Choosing to rewrite an existing system is a big decision. It usually requires a project to reach a point where the technical debt is too much to deal with, or the technology is so ancient that the compentencies no longer exists. However, it can also come from an engineering team that have gone the wrong way, or chosen to rely on a technology that has become deprecated. This particular story is about the later case. It aims to illustrate the two most important takeaways: domain independence and tribal knowledge.

The case

The story goes as follows: a platform we were basing a larger system on was having a major update with a lot of breaking changes. This was going from an earlier DotNet version and basically jumping 8 years into the future. The system was a strategic priority as it was going to be a selling point going forward, so it had to be made ready for future sales. The original team, were working on specific implementations for different customers already. It was chosen to make a new team to build the upgraded version. It consisted primarily of people who had never worked on the system before except for the architect, who had other responsibilities too. The system was only 2 years old at this point, so the primary reason for the rewrite was to keep on the latest version of the underlying platform.

Tribal knowledge

With most of the team gone a lot of the tribal knowledge had been lost. A lot of the knowledge gained from interacting with the end users were no longer available to the new team. The existing design document just listed a way the system was, but not the reasons for it being that way. This caused a couple of the decision that were made to be reversed, as the new team did not want to make what seemed like obvious mistakes. They later discovered why the original choices were made. (It is important to emphasise that some changes were also for the better, but most were introducing problems)

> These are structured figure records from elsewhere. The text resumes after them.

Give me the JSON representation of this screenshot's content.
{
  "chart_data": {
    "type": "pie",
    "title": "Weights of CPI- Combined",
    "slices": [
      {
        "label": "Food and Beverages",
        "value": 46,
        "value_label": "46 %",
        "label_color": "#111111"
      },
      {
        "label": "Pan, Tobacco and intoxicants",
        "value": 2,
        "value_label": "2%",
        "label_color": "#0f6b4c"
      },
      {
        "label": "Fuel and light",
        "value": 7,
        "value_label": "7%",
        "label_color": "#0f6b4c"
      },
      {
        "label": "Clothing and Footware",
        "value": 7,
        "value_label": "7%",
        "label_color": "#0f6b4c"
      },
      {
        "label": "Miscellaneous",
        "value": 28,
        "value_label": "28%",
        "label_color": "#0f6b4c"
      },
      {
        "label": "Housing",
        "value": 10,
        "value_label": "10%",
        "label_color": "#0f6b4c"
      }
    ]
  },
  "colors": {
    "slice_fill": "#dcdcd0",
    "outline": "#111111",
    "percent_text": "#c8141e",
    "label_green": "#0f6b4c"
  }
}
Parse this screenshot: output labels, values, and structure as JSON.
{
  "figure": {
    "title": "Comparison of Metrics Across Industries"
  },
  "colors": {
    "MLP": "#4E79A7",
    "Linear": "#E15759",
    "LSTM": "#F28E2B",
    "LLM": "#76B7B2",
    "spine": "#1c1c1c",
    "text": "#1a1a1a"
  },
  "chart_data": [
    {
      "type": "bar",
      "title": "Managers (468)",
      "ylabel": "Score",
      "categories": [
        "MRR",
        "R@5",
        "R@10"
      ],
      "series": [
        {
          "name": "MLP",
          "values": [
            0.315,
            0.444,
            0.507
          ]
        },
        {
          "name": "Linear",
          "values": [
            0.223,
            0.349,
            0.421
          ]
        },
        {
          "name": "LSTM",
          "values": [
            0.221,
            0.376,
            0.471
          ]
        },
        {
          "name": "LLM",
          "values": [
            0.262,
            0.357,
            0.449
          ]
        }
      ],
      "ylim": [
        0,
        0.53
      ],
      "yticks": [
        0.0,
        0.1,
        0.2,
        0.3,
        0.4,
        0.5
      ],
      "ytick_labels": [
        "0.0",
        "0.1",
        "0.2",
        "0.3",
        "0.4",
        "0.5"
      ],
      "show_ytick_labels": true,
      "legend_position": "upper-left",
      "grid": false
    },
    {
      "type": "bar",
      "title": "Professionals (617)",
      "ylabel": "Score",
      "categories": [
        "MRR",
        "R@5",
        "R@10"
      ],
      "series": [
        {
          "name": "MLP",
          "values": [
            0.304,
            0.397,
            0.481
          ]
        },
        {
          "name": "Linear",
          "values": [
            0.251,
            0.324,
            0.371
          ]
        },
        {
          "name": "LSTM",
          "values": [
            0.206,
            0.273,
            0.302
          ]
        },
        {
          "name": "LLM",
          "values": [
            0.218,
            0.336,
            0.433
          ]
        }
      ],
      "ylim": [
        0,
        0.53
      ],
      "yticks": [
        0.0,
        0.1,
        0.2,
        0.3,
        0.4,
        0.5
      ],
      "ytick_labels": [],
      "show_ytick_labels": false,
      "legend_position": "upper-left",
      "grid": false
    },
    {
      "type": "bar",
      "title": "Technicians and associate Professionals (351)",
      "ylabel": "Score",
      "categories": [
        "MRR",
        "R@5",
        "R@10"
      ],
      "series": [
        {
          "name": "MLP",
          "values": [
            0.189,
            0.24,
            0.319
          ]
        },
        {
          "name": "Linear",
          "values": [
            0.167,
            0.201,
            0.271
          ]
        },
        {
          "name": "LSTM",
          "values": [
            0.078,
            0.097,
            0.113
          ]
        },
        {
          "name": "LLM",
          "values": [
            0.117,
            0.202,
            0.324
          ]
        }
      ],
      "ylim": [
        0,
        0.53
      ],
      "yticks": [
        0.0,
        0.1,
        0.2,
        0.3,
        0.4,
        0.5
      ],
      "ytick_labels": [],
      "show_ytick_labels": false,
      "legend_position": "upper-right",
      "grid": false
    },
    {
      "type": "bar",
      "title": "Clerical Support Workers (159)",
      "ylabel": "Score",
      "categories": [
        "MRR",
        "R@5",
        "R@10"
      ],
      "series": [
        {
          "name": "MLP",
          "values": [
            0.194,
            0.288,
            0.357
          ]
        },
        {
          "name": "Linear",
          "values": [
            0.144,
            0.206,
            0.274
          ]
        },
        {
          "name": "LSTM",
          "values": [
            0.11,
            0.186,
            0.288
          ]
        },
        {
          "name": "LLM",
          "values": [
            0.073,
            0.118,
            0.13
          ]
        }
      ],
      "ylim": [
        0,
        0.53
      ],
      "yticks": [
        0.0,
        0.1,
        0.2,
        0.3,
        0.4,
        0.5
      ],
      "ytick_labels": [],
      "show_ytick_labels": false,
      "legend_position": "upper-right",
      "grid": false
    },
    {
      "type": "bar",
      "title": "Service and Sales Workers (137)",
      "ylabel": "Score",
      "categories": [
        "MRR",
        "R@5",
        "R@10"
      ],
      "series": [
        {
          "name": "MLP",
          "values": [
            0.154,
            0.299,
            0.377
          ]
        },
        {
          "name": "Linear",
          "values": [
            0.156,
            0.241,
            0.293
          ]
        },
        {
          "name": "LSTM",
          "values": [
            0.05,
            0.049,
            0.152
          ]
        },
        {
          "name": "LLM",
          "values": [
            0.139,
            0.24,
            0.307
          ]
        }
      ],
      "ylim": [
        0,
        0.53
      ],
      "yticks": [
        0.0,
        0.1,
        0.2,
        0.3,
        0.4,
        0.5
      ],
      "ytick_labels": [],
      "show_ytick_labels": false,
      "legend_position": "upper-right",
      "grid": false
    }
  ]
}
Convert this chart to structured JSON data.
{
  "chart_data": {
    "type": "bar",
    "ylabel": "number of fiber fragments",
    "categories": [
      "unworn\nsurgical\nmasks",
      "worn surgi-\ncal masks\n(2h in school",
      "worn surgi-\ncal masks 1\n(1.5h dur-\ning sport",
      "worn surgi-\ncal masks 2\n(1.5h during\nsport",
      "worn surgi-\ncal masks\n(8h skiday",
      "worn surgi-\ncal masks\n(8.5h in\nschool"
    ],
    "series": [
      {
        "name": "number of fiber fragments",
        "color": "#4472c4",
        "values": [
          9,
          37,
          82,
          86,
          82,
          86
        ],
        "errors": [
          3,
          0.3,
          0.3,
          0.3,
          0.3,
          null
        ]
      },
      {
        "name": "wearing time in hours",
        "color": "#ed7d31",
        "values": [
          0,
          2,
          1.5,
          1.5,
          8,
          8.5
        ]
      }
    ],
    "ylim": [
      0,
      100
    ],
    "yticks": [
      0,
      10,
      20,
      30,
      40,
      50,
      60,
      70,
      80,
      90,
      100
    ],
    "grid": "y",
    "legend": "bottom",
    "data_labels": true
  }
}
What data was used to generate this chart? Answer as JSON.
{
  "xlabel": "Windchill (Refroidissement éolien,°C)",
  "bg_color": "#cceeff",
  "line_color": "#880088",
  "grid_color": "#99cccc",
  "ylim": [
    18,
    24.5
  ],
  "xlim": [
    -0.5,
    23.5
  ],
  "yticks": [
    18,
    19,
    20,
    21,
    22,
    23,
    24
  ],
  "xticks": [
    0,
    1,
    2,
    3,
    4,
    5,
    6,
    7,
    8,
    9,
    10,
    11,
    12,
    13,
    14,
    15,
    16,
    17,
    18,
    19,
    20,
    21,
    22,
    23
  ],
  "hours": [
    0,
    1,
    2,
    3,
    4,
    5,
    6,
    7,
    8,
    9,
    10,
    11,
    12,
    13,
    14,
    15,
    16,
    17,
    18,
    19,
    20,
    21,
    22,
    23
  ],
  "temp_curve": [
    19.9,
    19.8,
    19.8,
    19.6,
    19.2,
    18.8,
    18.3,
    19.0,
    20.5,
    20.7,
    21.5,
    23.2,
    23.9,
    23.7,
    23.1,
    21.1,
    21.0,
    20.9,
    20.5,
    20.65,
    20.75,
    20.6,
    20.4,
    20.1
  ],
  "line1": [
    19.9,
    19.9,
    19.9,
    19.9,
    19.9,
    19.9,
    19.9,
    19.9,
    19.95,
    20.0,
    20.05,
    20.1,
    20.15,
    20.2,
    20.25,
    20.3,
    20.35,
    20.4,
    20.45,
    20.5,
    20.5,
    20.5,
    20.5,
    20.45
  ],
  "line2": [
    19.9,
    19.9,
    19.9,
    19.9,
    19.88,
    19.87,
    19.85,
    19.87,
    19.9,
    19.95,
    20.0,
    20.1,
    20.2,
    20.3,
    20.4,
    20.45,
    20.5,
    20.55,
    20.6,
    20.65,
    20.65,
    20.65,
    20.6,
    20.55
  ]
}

In a particular case the solution that was chosen by the new team turned out to be the original solution made by the first team. It had however been redone to fit specific requirements from the end user. This ended up being a regression, which only a member of the original team could have pointed out.

Conclusion

When rewriting a system it is important to be aware of the advantages and disadvantages in the original solution. However, if the team doing the rewrite is not aware which is which, they will end up going the wrong way in some cases. This essentially causes the project to be an entirely new project, since they have to do the discovery of what works and what does not. The main takeaways is to keep the original team when doing rewrites. Alternatively consider all rewrites without the original team as new projects.